Le peuple apprécie le talent d’une œuvre musicale dans la mesure où elle reflète profondément l’esprit de notre époque, l’esprit de notre peuple, dans la mesure où elle est accessible aux larges masses. Qu’est-ce donc qui est génial en musique ?

Ce n’est pas du tout ce que ne peuvent apprécier qu’un individu ou un petit groupe d’esthètes raffinés ; une œuvre musicale est d’autant plus géniale que le contenu en est plus riche et plus profond, que la maîtrise en est plus élevée, qu’est plus grand le nombre de ceux qui la reconnaissent, le nombre de ceux qu’elle est capable d’inspirer.
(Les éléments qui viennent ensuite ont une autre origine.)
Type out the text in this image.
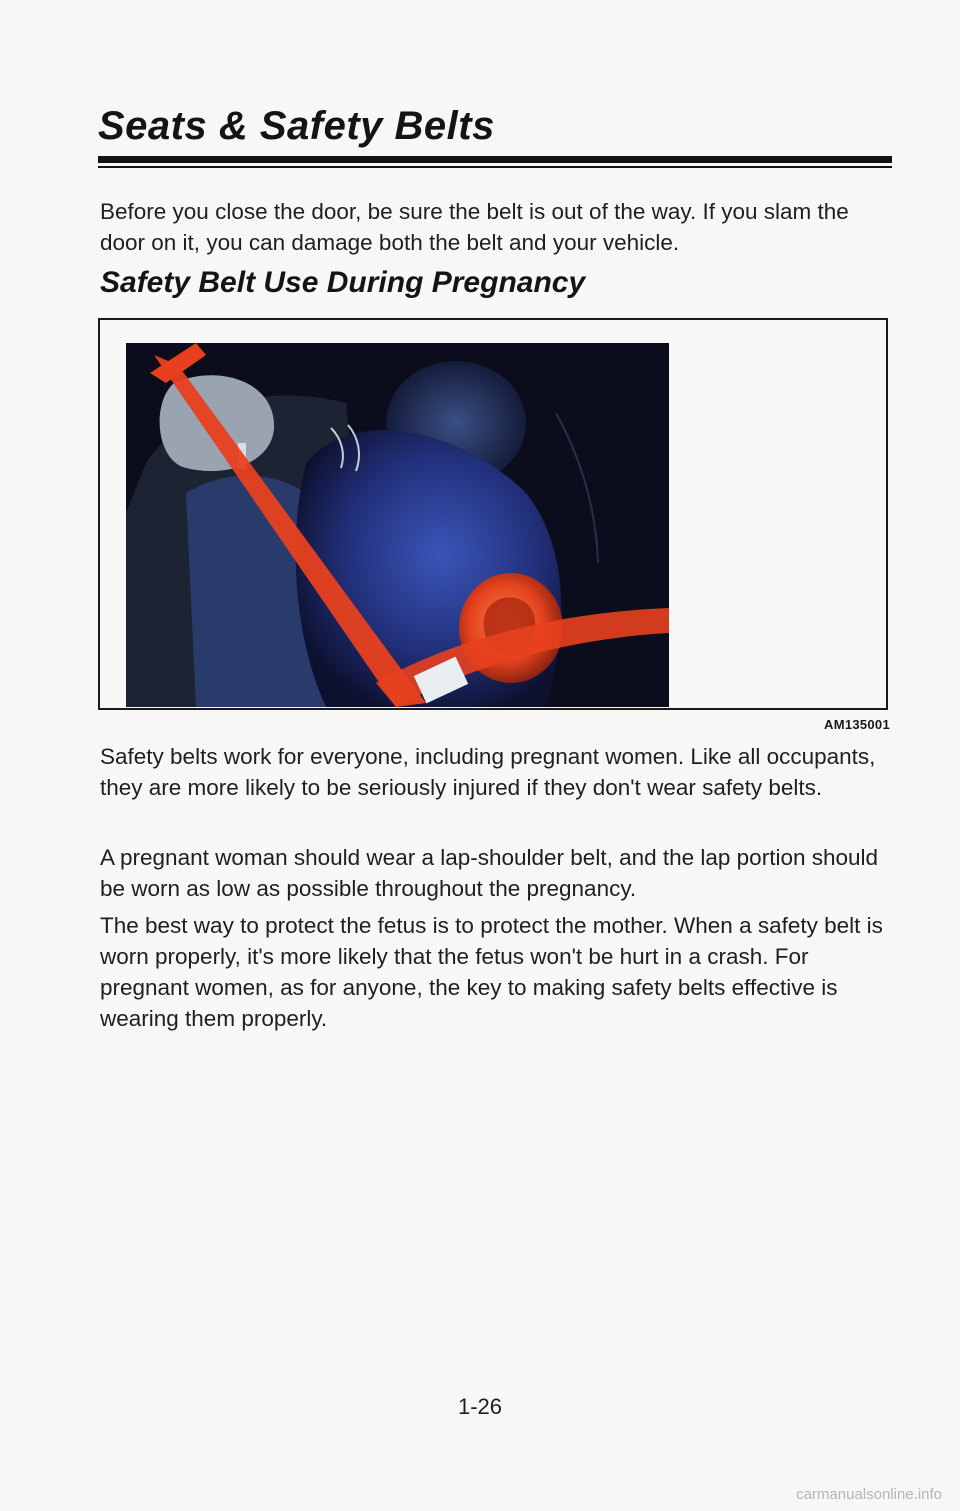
Seats & Safety Belts

Before you close the door, be sure the belt is out of the way. If you slam the door on it, you can damage both the belt and your vehicle.

Safety Belt Use During Pregnancy

AM135001

Safety belts work for everyone, including pregnant women. Like all occupants, they are more likely to be seriously injured if they don't wear safety belts.

A pregnant woman should wear a lap-shoulder belt, and the lap portion should be worn as low as possible throughout the pregnancy.

The best way to protect the fetus is to protect the mother. When a safety belt is worn properly, it's more likely that the fetus won't be hurt in a crash. For pregnant women, as for anyone, the key to making safety belts effective is wearing them properly.

1-26

carmanualsonline.info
Tout ce qui est accessible n’est pas génial, mais tout ce qui est vraiment génial est accessible, et d’autant plus génial que plus accessible aux larges masses du peuple.

A. N. Sérov avait profondément raison lorsqu’il disait : « Contre la beauté vraie en art le temps est impuissant, autrement on n’aimerait plus ni Homère, Dante ou Shakespeare, ni Raphaël, Le Titien ou Poussin, ni Palestrina, Haendel, ou Glück ».

Une œuvre musicale est d’autant plus haute qu’elle fait entrer en résonance plus de cordes de l’âme humaine. L’homme du point de vue de sa perception musicale est une membrane merveilleusement riche, un récepteur travaillant sur des milliers d’ondes ­ on peut, sans doute, choisir une meilleure comparaison ­ et pour l’émouvoir il ne suffît pas d’une seule note, d’une seule corde, d’une seule émotion.

Si un compositeur n’est capable de faire vibrer qu’une ou que quelques-unes des cordes humaines, cela ne suffit pas, car l’homme moderne et surtout le nôtre, l’homme soviétique, se présente aujourd’hui comme un organisme perceptif extrêmement complexe. »

L’être humain, dans le socialisme, connaissait un saut qualitatif. Le déclenchement de la seconde guerre mondiale impérialiste va bouleverser cette réalité, faisant de l’URSS un pays assiégé par les troupes nazies barbares et meurtrières, mais suffisamment puissant pour résister et vaincre.